Shilajit (Asphaltum punjabianum) mineral pitch is an interesting herb in that it is both purifying and rejuvenating. This ashen pitch has a pungent, bitter, salty, and astringent taste, a heating energy, and a purifying post-digestive effect. It is useful in a number of instances, including fatigue, general debility, obesity, low sexual energy, enlarged spleen, enlarged prostate, high cholesterol, hypothyroid conditions, kidney and gallstones, and nervous debility (Dass, 2013). Shilajit’s source is certainly interesting—as mentioned prior, it is a mineral pitch and is exuded from certain rocks in the Himalayas, especially in the summer months (Dass, 2013).

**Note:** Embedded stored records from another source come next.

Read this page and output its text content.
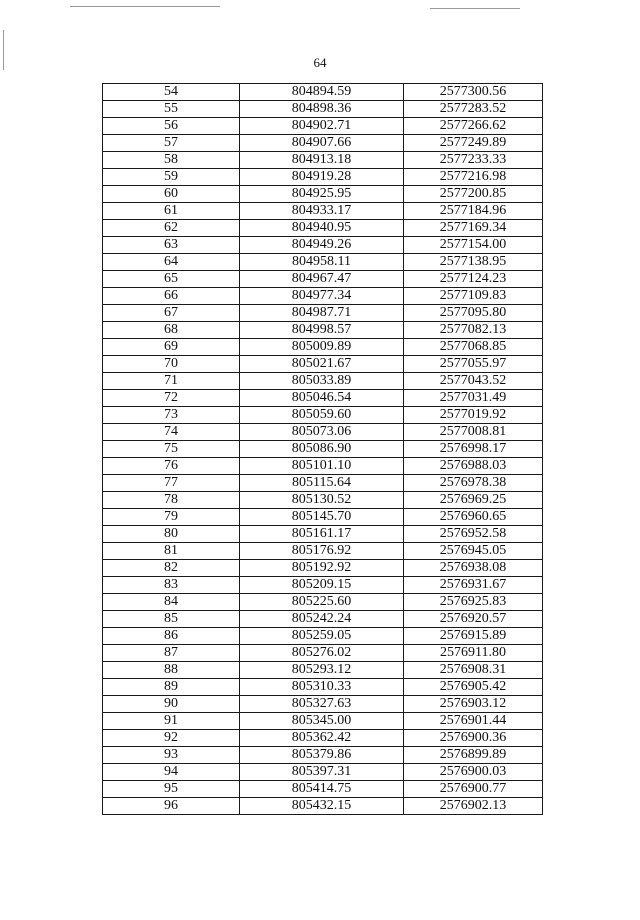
64
54	804894.59	2577300.56
55	804898.36	2577283.52
56	804902.71	2577266.62
57	804907.66	2577249.89
58	804913.18	2577233.33
59	804919.28	2577216.98
60	804925.95	2577200.85
61	804933.17	2577184.96
62	804940.95	2577169.34
63	804949.26	2577154.00
64	804958.11	2577138.95
65	804967.47	2577124.23
66	804977.34	2577109.83
67	804987.71	2577095.80
68	804998.57	2577082.13
69	805009.89	2577068.85
70	805021.67	2577055.97
71	805033.89	2577043.52
72	805046.54	2577031.49
73	805059.60	2577019.92
74	805073.06	2577008.81
75	805086.90	2576998.17
76	805101.10	2576988.03
77	805115.64	2576978.38
78	805130.52	2576969.25
79	805145.70	2576960.65
80	805161.17	2576952.58
81	805176.92	2576945.05
82	805192.92	2576938.08
83	805209.15	2576931.67
84	805225.60	2576925.83
85	805242.24	2576920.57
86	805259.05	2576915.89
87	805276.02	2576911.80
88	805293.12	2576908.31
89	805310.33	2576905.42
90	805327.63	2576903.12
91	805345.00	2576901.44
92	805362.42	2576900.36
93	805379.86	2576899.89
94	805397.31	2576900.03
95	805414.75	2576900.77
96	805432.15	2576902.13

With its strong scraping, heating, and purifying actions, shilajit (Asphaltum punjabianum) mineral pitch is ideal for kapha excesses; however, vata and pitta should use caution, as this pitch is too heating for pitta imbalances and too purifying and depleting for vata imbalances. Even for kapha dosha, shilajit can be combined with nourishing herbs such as guduchi (Tinospora cordifolia) stem or ashwagandha (Withania somnifera) root to balance out its reducing, purifying effects. This would be indicated in instances of intense fatigue or debility. Shilajit is best taken in small amounts—250 mg-5 g per day (Dass, 2013). It may be taken as a capsule or infused in ghee or hot water.
Carving Out Your Path
If confronted with burnout, it is always important to take time to examine the underlying cause. In addition to reflecting and seeking support, lifestyle adjustments and herbal supports can be tremendous allies in rebuilding from burnout. Understanding what is causing the situation, making the necessary changes, and then also supporting yourself with plant allies will certainly assist you in finding your way out of a situation of burnout. In addition, understanding your personal constitution, habits, and tendencies will further aid you in carving out a path forward that is nurturing, invigorating, and ultimately corrective.
Dass, V. (2013). Ayurvedic herbology: East & West. Twin Lakes, WI: Lotus Press.
Frawley, D., & Lad, V. (2001). The yoga of herbs. Twin Lakes, WI: Lotus Press.
Groves, M. (2016). Body into balance: An herbal guide to holistic self-care. North Adams, MA: Storey Publishing.